[help] Straight forward standardized shorthand to decode HTML entities #3560

forthrin · 2025-09-16T06:32:58Z

forthrin
Sep 16, 2025

Please show your code!

CGI.unescapeHTML('R&oslash;de')
"R&oslash;de" # Fails

HTMLEntities.new.decode('R&oslash;de')
"Røde" # Works, but requires an extra library not used otherwise

Nokogiri.HTML5('R&oslash;de').text
"Røde" # Works, but must go via full DOM document

Nokolexbor.HTML('R&oslash;de').at('html').text
"Røde" # Works, but must go via full DOM document (and look up html/body tag, a difference from Nokogiri)

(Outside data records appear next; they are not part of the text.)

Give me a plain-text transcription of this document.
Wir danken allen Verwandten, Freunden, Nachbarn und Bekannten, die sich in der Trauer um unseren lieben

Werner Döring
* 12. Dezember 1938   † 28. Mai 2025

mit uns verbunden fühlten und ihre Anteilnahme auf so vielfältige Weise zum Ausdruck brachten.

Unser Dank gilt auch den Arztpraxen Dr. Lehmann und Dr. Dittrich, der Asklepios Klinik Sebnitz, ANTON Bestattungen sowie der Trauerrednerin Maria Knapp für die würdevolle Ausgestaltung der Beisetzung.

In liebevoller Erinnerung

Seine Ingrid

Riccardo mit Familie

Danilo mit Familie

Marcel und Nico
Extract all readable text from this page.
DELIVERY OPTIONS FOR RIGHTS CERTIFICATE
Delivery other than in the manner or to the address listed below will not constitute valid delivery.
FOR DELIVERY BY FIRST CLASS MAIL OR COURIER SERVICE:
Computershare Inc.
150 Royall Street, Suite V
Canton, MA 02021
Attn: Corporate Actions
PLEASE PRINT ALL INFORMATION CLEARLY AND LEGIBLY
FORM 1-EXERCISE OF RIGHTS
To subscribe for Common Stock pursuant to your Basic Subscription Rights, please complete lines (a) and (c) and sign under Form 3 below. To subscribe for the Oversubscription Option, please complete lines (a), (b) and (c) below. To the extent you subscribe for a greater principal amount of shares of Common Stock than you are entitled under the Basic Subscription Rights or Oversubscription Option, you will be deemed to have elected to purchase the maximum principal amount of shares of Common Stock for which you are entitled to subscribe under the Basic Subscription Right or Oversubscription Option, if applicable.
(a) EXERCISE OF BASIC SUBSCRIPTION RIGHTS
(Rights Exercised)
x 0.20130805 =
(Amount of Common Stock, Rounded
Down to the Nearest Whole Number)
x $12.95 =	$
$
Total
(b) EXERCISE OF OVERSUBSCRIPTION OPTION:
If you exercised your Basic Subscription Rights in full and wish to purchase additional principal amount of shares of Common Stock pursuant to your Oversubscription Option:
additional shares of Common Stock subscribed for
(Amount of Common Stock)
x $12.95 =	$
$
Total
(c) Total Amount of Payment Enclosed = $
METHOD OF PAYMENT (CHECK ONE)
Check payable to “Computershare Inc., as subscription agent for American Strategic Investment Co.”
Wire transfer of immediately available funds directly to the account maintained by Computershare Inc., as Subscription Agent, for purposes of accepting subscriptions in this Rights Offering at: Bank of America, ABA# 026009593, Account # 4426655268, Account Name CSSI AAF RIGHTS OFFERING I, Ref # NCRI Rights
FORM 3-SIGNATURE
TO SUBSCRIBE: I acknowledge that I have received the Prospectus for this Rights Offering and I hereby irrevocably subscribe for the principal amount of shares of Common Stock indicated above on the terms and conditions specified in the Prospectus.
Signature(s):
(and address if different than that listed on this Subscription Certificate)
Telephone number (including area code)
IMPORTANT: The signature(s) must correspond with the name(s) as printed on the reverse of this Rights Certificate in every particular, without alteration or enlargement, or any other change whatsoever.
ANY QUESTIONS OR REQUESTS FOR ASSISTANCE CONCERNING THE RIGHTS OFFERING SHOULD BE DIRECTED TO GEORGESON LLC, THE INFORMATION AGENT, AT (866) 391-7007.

What would be an ideal official convenience shorthand in Nokogiri, save everyone making their own refinement?

Environment

ruby 2025-08-01 30a20bc16
rubocop 2025-09-06 402f0cfcf
System Version: macOS 15.6 (24G84)
Model Identifier: MacBookAir10,1

stevecheckoway · 2025-09-24T14:36:41Z

stevecheckoway
Sep 24, 2025
Maintainer

Hi @forthrin,

Nokogiri's HTML5 parser does have a function which is designed to identify HTML entities (or character references as the HTML standard calls them) and returns what they map to but on its own, that's not sufficient to get what you want. Some of the tricky bits of doing this that come to mind

Entities are handled differently depending on if they're in an attribute or not;
Entities can be erroneous and not expand into anything other than themselves (e.g., &#z) others can be erroneous and still expand to the expected text (e.g., &#x80 (missing a semicolon) expands to U+20AC (€));
Entities can be syntactically correct but still lead to errors like

Nokogiri's HTML5 parser deals with this by implementing the HTML tokenization which handles all of that. Adding what you're asking here would amount to reimplementing a portion of the tokenizer specifically to handle entities.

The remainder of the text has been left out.